Dish pins hope on 5G SA as income halves in Q1 2023

Fledgling standalone (SA) 5G operator and digital TV stalwart Dish Network said it was flying “closer to the sun” in a tight credit market during a frank first quarter earnings call.

“I do think we operate pretty conservatively,” Dish chairman Charlie Ergen told analysts on the call. “But I do think the markets had historical great changes in the last year and that certainly has pushed us closer to the sun, but not too close.” he added.

The chairman noted that Dish had a narrow window to perform and execute “and address our capital structure.” It is not a position the company is unfamiliar with, however, he noted.
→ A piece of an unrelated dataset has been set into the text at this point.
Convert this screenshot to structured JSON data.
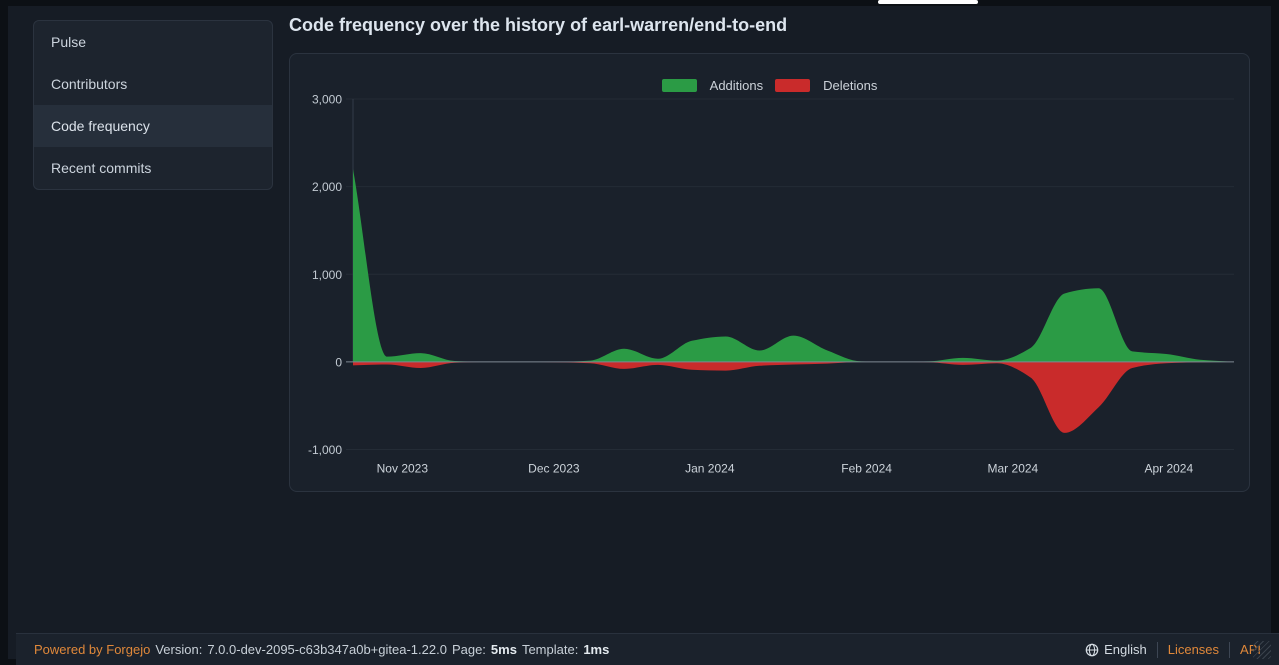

Dish’s net income dropped dramatically for the quarter. The company reported income of $233 million for the first quarter of 2023. Compared to $433 million for the same quarter a year ago.

Retail wireless net subscribers, from its prepaid Boost Mobile operation, decreased by approximately 81,000 in the first quarter, compared to a net decrease of 343,000 in the year-ago quarter. The company closed the quarter with 7.91 million retail wireless subscribers.

The new radio hope

Dish is hoping that its cloudified 5G SA postpaid network will start to play into its revenue at some point. Currently, the company is building out the network to support the 70% of the U.S. population coverage total it has told the Federal Communications Commission it will achieve. Executives on the call seemed confident that Dish would meet that deadline.

However, that is only the first step. The company has several devices ready for the network and plans to launch the iPhone in the back half of this year.

Chairman Charlie opined: “Realize that one of things we’ve done is built a network with voice-over-new-radio [a.k.a. 5G voice or VoNR], so we’re the only person in the United States, really in the world other than the Chinese, that does that at scale.” 

VoNR can only be enabled on a pure 5G SA network.

“We haven’t made substantial progress in the enterprise business in terms of announcements but behind the scenes, obviously,” Ergen hinted. He said that companies looking to build 5G private networks can look to the greenfield network of Dish to “build it right.” Whether that means that the corporations build it themselves, use Dish, or use partners like Cisco, Dell or AWS.

“That’s a 2024 event for us,” he added.